A satellite of mass m is in Keplerian orbit around a parent body of mass M >>m. The satellite has total energy E and angular momentum l, where angular momentum is measured about the parent body and the zero of potential energy is at infinity. Detnermine the semimajor axis a and the eccentricity e of the orbit, in therms of the above quantities and Newton'ss constant G (use the symbol, not the numerical value). HINT: Find the relation amonb the energy, angular momentum and orbit raduis at the apside of the orbit. Solve this relation for the apsidal radii r*, and use thed fact that the apsidal radii are r*= a(1+-e)

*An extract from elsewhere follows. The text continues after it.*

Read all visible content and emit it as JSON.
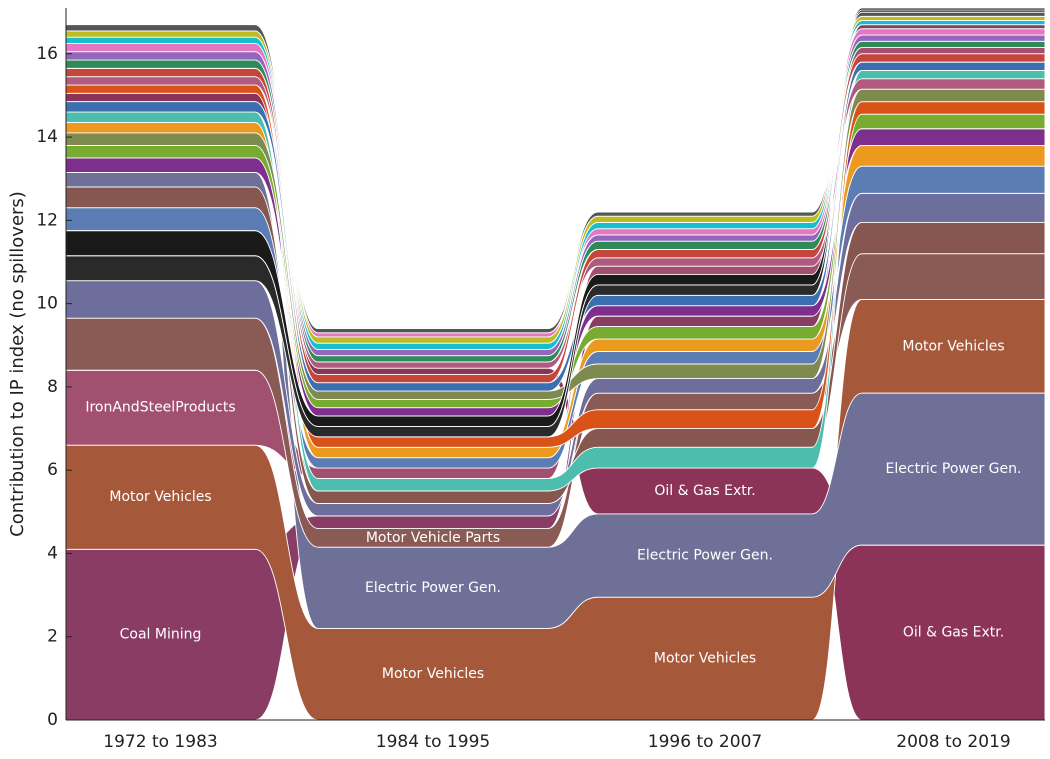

To determine the semimajor axis (a) and eccentricity (e) of the orbit in terms of the given quantities (total energy E, angular momentum l, and the masses M and m) and Newton's constant (G), we can follow these steps:
1. Find the relation between energy, angular momentum, and orbit radius at the apside of the orbit:
At the apsides (the points of closest and farthest distance), the satellite's speed is either maximum or minimum, resulting in kinetic energy (K) equal to half the total energy (E) and potential energy (U) being negative. So we have:
K = 1/2 m v^2 = E/2 (1)
U = -GMm / r = -E (2)
Also, the angular momentum (l) can be expressed as:
l = mvr (3)
From equations (1) and (2), isolate v and substitute it into equation (3) to get a relation between E, l, and r.
2. Solve the relation for the apsidal radii (r*):
Arrange the relation obtained in step 1 to obtain r in terms of E, l, and G.
r = l^2 / (G^2 M^2 m^2 E - 2G M m l^2) (4)
Note: We assume that the energy E is negative for a bounded orbit.
3. Use the fact that apsidal radii are r* = a(1 ± e):
Rewrite equation (4) as r* = l^2 / (G^2 M^2 m^2 E - 2G M m l^2) = a(1 ± e).
Solve this relation for a and e by equating the coefficients of r* on both sides.
By following these steps, you should be able to derive the formulas for semimajor axis (a) and eccentricity (e) of the orbit in terms of the given quantities and Newton's constant.